On March 19th in Miami, the Lakers trailed the Heat by 15 with fifteen seconds left in the third quarter. Luka Dončić stood near half-court, surveyed the Kaseya Center, and decided he was personally going to fix this.  He finished with 60 points. Los Angeles won 134-126. And the Western Conference's most compelling wildcard suddenly became real.

What the Slovenian sensation has done since that night is statistically unprecedented in Laker history — 12 consecutive 30-point games, the longest such streak since Kobe Bryant in 2002-03, averaging over 40 points a game during the run with individual explosions of 41, 43, and 51. He became the first player in franchise history to record 2,000 points, 500 assists, and 100 steals in a single season. 

His season average — 33.7 points, 8.2 assists — doesn't fully capture what watching him feels like right now. LeBron James is still delivering 30-point nights at the ripe old age of 41, while Auston Reaves is quietly chipping away with 19-plus, but Luka is the reason the Lakers have gone 11-1 in their last 12. 

The bookmakers put the Lakers at +1400 for one reason: Defenses win championships, and Los Angeles simply doesn't have one. They have been repeatedly mauled by Nikola Jokic (more on him shortly) in the playoffs in recent years, and they still don't have anyone who can stand up to him. But can you ever truly write the magic of this franchise off under the bright lights?

Denver's Pedigree Doesn't Expire

35.8 points. 12 rebounds. 11 assists. 73.9 percent shooting. Over six games. When you first read Nikola Jokić's recent statistical line, your initial reaction isn't admiration — it's suspicion. Those numbers look like a typo. The first player in NBA history to average a 35-point triple-double over six games while shooting above 60 from the field isn't simply breaking records; he's operating in a stratosphere the NBA has never before seen. The Joker transcends analysis; he always has. The difference now is that Jamal Murray is healthy. 

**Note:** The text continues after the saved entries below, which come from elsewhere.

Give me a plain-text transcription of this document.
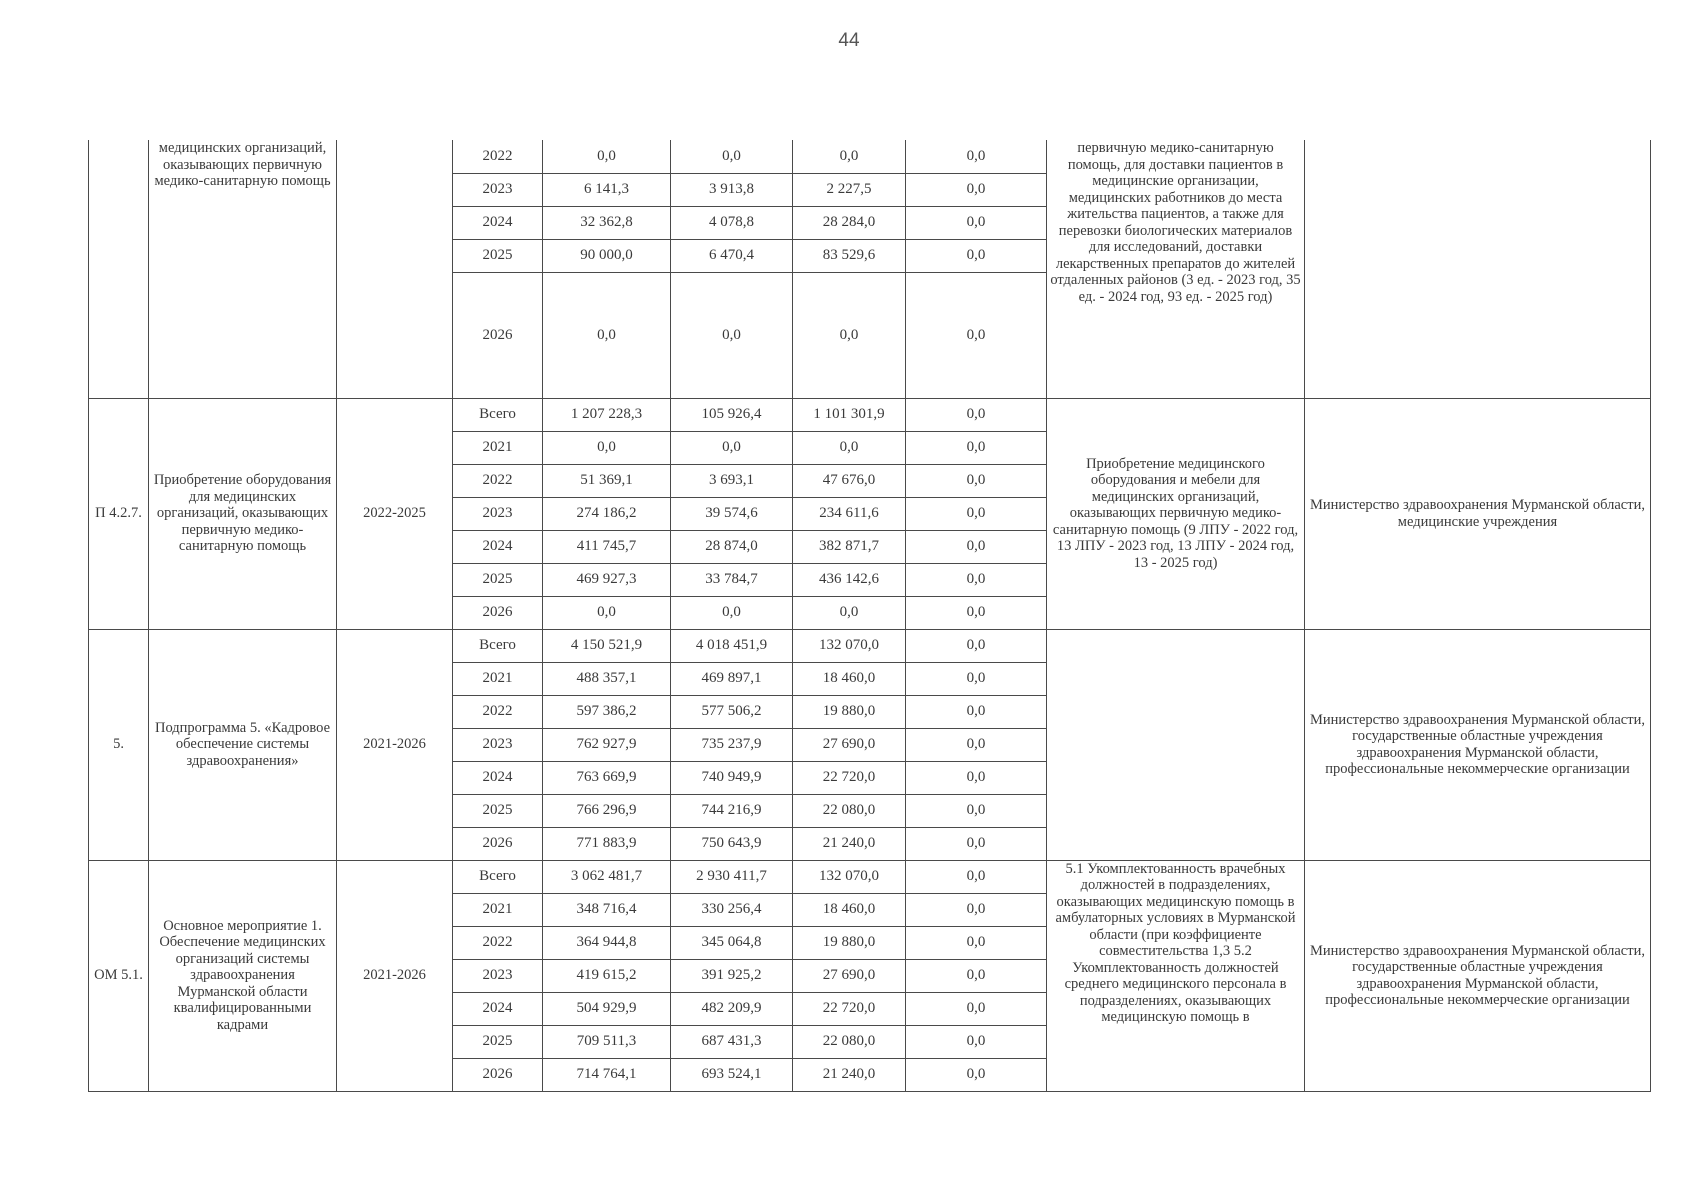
44
	медицинских организаций, оказывающих первичную медико-санитарную помощь		2022	0,0	0,0	0,0	0,0	первичную медико-санитарную помощь, для доставки пациентов в медицинские организации, медицинских работников до места жительства пациентов, а также для перевозки биологических материалов для исследований, доставки лекарственных препаратов до жителей отдаленных районов (3 ед. - 2023 год, 35 ед. - 2024 год, 93 ед. - 2025 год)	
			2023	6 141,3	3 913,8	2 227,5	0,0		
			2024	32 362,8	4 078,8	28 284,0	0,0		
			2025	90 000,0	6 470,4	83 529,6	0,0		
			2026	0,0	0,0	0,0	0,0		
П 4.2.7.	Приобретение оборудования для медицинских организаций, оказывающих первичную медико-санитарную помощь	2022-2025	Всего	1 207 228,3	105 926,4	1 101 301,9	0,0	Приобретение медицинского оборудования и мебели для медицинских организаций, оказывающих первичную медико-санитарную помощь (9 ЛПУ - 2022 год, 13 ЛПУ - 2023 год, 13 ЛПУ - 2024 год, 13 - 2025 год)	Министерство здравоохранения Мурманской области, медицинские учреждения
			2021	0,0	0,0	0,0	0,0		
			2022	51 369,1	3 693,1	47 676,0	0,0		
			2023	274 186,2	39 574,6	234 611,6	0,0		
			2024	411 745,7	28 874,0	382 871,7	0,0		
			2025	469 927,3	33 784,7	436 142,6	0,0		
			2026	0,0	0,0	0,0	0,0		
5.	Подпрограмма 5. «Кадровое обеспечение системы здравоохранения»	2021-2026	Всего	4 150 521,9	4 018 451,9	132 070,0	0,0		Министерство здравоохранения Мурманской области, государственные областные учреждения здравоохранения Мурманской области, профессиональные некоммерческие организации
			2021	488 357,1	469 897,1	18 460,0	0,0		
			2022	597 386,2	577 506,2	19 880,0	0,0		
			2023	762 927,9	735 237,9	27 690,0	0,0		
			2024	763 669,9	740 949,9	22 720,0	0,0		
			2025	766 296,9	744 216,9	22 080,0	0,0		
			2026	771 883,9	750 643,9	21 240,0	0,0		
ОМ 5.1.	Основное мероприятие 1. Обеспечение медицинских организаций системы здравоохранения Мурманской области квалифицированными кадрами	2021-2026	Всего	3 062 481,7	2 930 411,7	132 070,0	0,0	5.1 Укомплектованность врачебных должностей в подразделениях, оказывающих медицинскую помощь в амбулаторных условиях в Мурманской области (при коэффициенте совместительства 1,3 5.2 Укомплектованность должностей среднего медицинского персонала в подразделениях, оказывающих медицинскую помощь в	Министерство здравоохранения Мурманской области, государственные областные учреждения здравоохранения Мурманской области, профессиональные некоммерческие организации
			2021	348 716,4	330 256,4	18 460,0	0,0		
			2022	364 944,8	345 064,8	19 880,0	0,0		
			2023	419 615,2	391 925,2	27 690,0	0,0		
			2024	504 929,9	482 209,9	22 720,0	0,0		
			2025	709 511,3	687 431,3	22 080,0	0,0		
			2026	714 764,1	693 524,1	21 240,0	0,0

Murray's return — 31 points, 14 assists in Denver's fifth straight win over Utah — reactivated something the rest of the conference should fear more than any other development in the last six weeks. The Jokić-Murray two-man game, the specific mechanism that dismantled the league in 2023, is fully operational again. David Adelman has tightened late-game execution. The Nuggets have won eight of their last ten. At 48-28, fourth in the West, they carry 29 triple-doubles and a championship banner that neither the Spurs nor the Lakers can match. 

Playoff DNA is real. It surfaces in situations that eliminate less experienced teams — down three in the fourth quarter on the road, a timeout called, and the coaching staff drawing something up that the opponent hasn't prepared for. Denver has been there. Jokić versus OKC's top-ranked defense is the tactical chess match of the decade waiting to happen — a force of nature against the most disciplined scheme in basketball. At +650, the Nuggets are respected by the market. The only question mark — the one that changes everything — is the word "healthy" preceding Jamal Murray's name.